Tips for snacks and kids
- Add oatmeal to cookies.
- Leave the skin on fruits and vegetables.
- Encourage 3 fruits a day, and only a small glass of fruit juice.
- Have kids design a fruit and vegetable kabob.
- Snack on nuts, dried fruit, and popcorn.
- Choose chips or crackers with at least 2 grams of fiber per serving.
Finally, drinking enough low calorie fluids and beverages, such as water or unsweetened tea, during meals can also help fiber do its job. Water helps with the digestive process, making stools soft and bulky, and like fiber is also filling.

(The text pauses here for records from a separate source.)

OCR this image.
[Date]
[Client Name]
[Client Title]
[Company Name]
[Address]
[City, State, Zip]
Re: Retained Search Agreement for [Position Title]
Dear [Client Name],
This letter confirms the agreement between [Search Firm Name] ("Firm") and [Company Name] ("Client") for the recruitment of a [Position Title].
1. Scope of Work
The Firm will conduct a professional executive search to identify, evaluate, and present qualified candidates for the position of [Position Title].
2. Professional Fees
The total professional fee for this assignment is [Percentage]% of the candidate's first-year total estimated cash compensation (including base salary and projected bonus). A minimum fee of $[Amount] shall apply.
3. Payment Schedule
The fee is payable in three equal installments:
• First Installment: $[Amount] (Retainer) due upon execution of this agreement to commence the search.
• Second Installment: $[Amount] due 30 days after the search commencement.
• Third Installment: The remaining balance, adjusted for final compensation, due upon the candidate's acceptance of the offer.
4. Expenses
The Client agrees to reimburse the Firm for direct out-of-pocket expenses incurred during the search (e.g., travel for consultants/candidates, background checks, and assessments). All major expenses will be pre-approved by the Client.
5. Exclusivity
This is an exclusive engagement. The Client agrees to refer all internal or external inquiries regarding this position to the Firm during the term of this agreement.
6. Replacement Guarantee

- Mayo Clinic. “Dietary Fiber: Essential for a Healthy Diet.” (2015). Accessed on December, 12, 2015. mayoclinic.org/healthy-lifestyle/nutrition-and-healthy-eating/in-depth/fiber/art-20043983
- Mayo Clinic. “Chart of high fiber foods.” Accessed on February 23, 2016 at mayoclinic.org/healthy-lifestyle/nutrition-and-healthy-eating/in-depth/high-fiber-foods/art-20050948
- United States Department of Agriculture and United States Department of Health and Human Services. Dietary Guidelines 2015-2020. (2015). Accessed on February 22, 2016 at health.gov/dietaryguidelines/2015/guidelines/
- American Diabetes Association. “The Glycemic Index and Diabetes.”(2014). Accessed on December 13, 2015. diabetes.org/food-and-fitness/food/what-can-i-eat/understanding-carbohydrates/glycemic-index-and-diabetes.html
- Whole Grains Council. “Add some Intact Whole Grains to Your Life.” (2012). Accessed on December 10, 2015. wholegrainscouncil.org/newsroom/blog/2012/06/add-some-intact-whole-grains-to-your-life.